Hacker News new | ask | show | jobs
by tptacek 242 days ago
This is just a random list of links to standards and summary tables, some of which are wrong (urandom vs. random, for instance). The "A/L/D" scoring makes very little sense. CBC is legacy-allowable and CTR is disallowed; "verification of padding must be performed in constant time". For reasons passing understanding, "MAC-then-encrypt" is legacy-allowable. They've deprecated the internally truncated SHA2's and kept the full-width ones (the internally truncated ones are more, not less secure). They've taken the time to formally disallow "MD5 and SHA1 based KDF functions". There's a long list of allowed FFDH groups. AES-CMAC is a recommended general-purpose message authenticator.

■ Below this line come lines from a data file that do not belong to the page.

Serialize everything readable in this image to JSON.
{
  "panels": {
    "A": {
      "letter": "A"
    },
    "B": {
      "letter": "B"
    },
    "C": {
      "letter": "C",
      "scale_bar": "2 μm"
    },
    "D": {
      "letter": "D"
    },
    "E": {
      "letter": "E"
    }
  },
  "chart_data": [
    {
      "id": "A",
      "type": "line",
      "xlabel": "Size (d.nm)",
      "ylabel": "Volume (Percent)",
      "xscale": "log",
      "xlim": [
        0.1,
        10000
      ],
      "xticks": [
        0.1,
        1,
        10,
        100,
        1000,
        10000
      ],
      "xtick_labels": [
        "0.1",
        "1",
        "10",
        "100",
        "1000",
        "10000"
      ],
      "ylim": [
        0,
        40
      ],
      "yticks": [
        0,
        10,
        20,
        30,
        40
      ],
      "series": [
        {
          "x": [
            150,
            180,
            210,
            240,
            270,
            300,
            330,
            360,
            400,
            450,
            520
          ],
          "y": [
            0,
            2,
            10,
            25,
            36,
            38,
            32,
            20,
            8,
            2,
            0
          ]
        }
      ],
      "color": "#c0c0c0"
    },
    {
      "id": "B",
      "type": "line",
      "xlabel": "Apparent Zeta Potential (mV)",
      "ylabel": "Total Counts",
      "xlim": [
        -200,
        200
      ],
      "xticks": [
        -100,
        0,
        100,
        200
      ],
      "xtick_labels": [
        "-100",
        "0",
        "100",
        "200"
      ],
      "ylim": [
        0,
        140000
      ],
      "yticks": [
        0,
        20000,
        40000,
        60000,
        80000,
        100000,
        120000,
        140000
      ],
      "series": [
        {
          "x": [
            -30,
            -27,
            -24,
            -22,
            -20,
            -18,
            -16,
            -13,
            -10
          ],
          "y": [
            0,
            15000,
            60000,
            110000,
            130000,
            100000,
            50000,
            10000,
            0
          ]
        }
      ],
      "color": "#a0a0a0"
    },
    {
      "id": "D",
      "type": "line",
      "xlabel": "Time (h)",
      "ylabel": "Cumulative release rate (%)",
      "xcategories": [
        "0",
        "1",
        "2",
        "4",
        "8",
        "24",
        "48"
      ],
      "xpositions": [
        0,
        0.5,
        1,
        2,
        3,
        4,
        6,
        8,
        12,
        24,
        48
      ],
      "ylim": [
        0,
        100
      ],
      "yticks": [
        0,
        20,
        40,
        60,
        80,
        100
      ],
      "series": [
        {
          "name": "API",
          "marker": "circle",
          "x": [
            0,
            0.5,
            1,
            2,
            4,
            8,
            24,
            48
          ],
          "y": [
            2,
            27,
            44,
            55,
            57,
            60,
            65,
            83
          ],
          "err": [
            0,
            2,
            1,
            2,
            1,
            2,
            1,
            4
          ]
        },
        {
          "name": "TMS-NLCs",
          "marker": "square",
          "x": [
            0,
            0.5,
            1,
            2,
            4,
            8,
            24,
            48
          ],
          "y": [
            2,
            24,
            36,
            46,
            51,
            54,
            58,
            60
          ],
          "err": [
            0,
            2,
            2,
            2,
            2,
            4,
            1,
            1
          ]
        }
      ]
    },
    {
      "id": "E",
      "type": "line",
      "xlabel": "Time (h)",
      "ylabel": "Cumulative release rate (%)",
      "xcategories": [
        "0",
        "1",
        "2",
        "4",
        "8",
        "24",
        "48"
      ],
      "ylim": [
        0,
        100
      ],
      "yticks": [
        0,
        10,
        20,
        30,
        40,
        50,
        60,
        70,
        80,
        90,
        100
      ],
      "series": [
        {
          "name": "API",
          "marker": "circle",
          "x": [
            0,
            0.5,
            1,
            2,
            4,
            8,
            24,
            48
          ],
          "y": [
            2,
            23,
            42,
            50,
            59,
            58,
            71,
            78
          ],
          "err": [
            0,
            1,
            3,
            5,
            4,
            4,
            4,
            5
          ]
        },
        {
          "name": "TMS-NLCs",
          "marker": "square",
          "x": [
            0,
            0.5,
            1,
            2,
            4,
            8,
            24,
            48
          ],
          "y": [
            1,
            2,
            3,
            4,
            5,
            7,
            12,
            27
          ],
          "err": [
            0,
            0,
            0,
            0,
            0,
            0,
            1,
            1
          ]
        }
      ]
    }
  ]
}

This is a mess, and I would actively steer people away from it.

1 comments

Yes it’s an audit checklist for when you need to know specifically what to use and with which parameters.

It’s unfortunate if there are mistakes in there. The people at OWASP would be very happy to receive feedback on their GitHub I’m sure.

It's a bad audit checklist! If OWASP volunteers can't do a good one, they should just not do one at all. It's fine for them not to cover things that are outside their expertise.
Which one would you recommend instead? Referring dev teams to NIST standards or the like doesn’t work well in my experience.
There doesn't always have to be a resource. Sometimes no resource is better than a faulty one. Cryptography is one of those cases.